As seen Wednesday evening, the show moved along smoothly, with performances set in a visually astonishing context — no more so than in Uncle Fester's second-act love song to the moon, with its illusion of floating in a lunar pas de deux amid a host of singing five-pointed stars. The amplification was intense, following the contemporary norm, which sometimes obscured the words of such clever  songs as Gomez's "Trapped" and Wednesday's "Pulled." Some of the lower-key songs — such as the normally flamboyant Gomez's pair in the second act and Pugsley's "What If" in the first — thus seemed a relief, easier to take in with their modest pizazz quotient.

Technically, there were a couple of misfires. The tasseled curtain knot that Gomez strikes off with a sword detached itself between blows, and the lightning he dares to strike him if he is not candid with Morticia was an unimpressive thunderclap.

The Ancestors (here flanking Fester) boost the spookiness.

The ensemble that pours forth from the family crypt near the start portrays ashen ancestors from caveman to doughboy across various eras. The company is delightfully employed to enhance many of the musical numbers.  The first-act finale, "Full Disclosure," featured the ancestors as full-spirited attendants, and the women among them dressed up a couple of showcases for Morticia, played with formidable, eerie charm by Keleen Snowgren.  Jesse Sharp caught the combination of bravado and vulnerability that makes her husband Gomez so entertaining.
Brother and sister bond through torturous play.
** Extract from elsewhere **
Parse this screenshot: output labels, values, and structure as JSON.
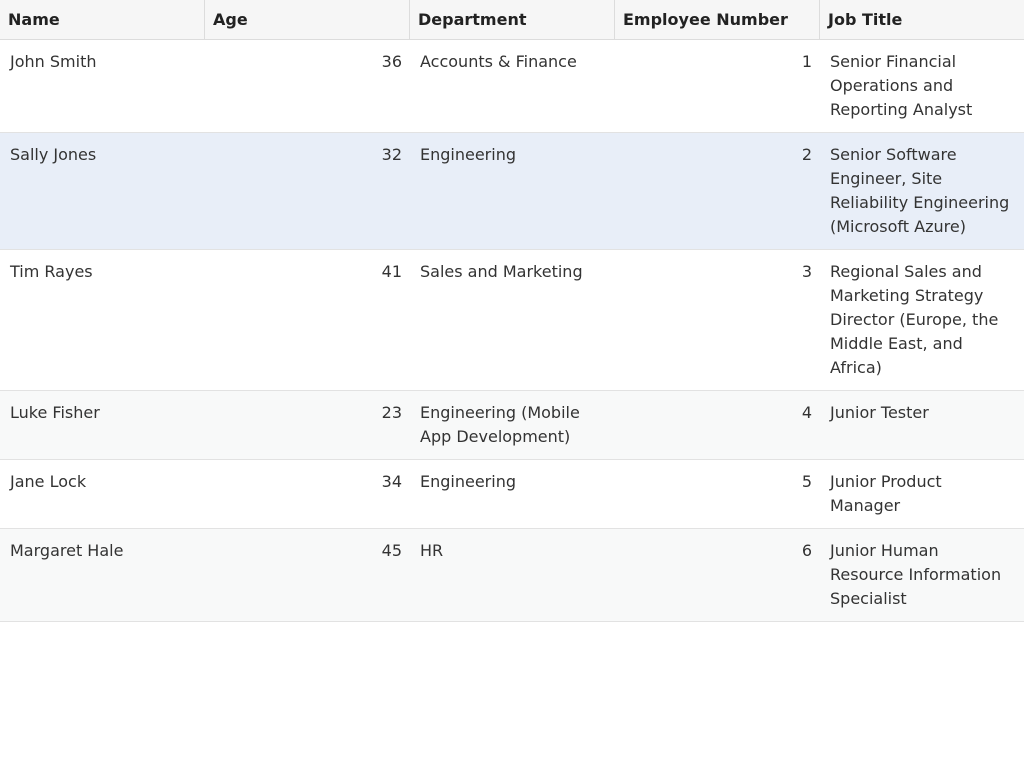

Jennifer Fogarty and Connor Barth were ceaselessly engaging as the children. Amanda Bruton had the comic witch persona down pat as Grandma, and the rare stereotype of a eunuch-like uncle with unconventional romantic designs was adorably embodied in Shaun Rice's Uncle Fester.

Dinner guests the Beineke family have the social task of getting used to the Addamses, though Wednesday's ardent suitor Lucas makes the most of his head start. In another instance of the fashionable entertainment message that we can learn a lot from weird people, all three have their inner free spirits released by the end. Blair Anderson and Mark Poppleton as the parents and Bryan Welnicki as Lucas showed the transformation creditably.

Lurch, based on Addams' Frankenstein-monster knockoff, moved and moaned with practiced awkwardness until the astonishing finale, when Ryan Jacob Wood led the company in the improbably uplifting "Move Toward the Darkness."

It's the perfect set-up for the show's last line, shrewdly quoted from one of Addams' most famous early drawings of the beloved couple. He: "Are you unhappy, darling?" She: Oh, yes, yes! Completely."

With all due respect to Gomez and Morticia, audiences at "The Addams Family" will beg to disagree.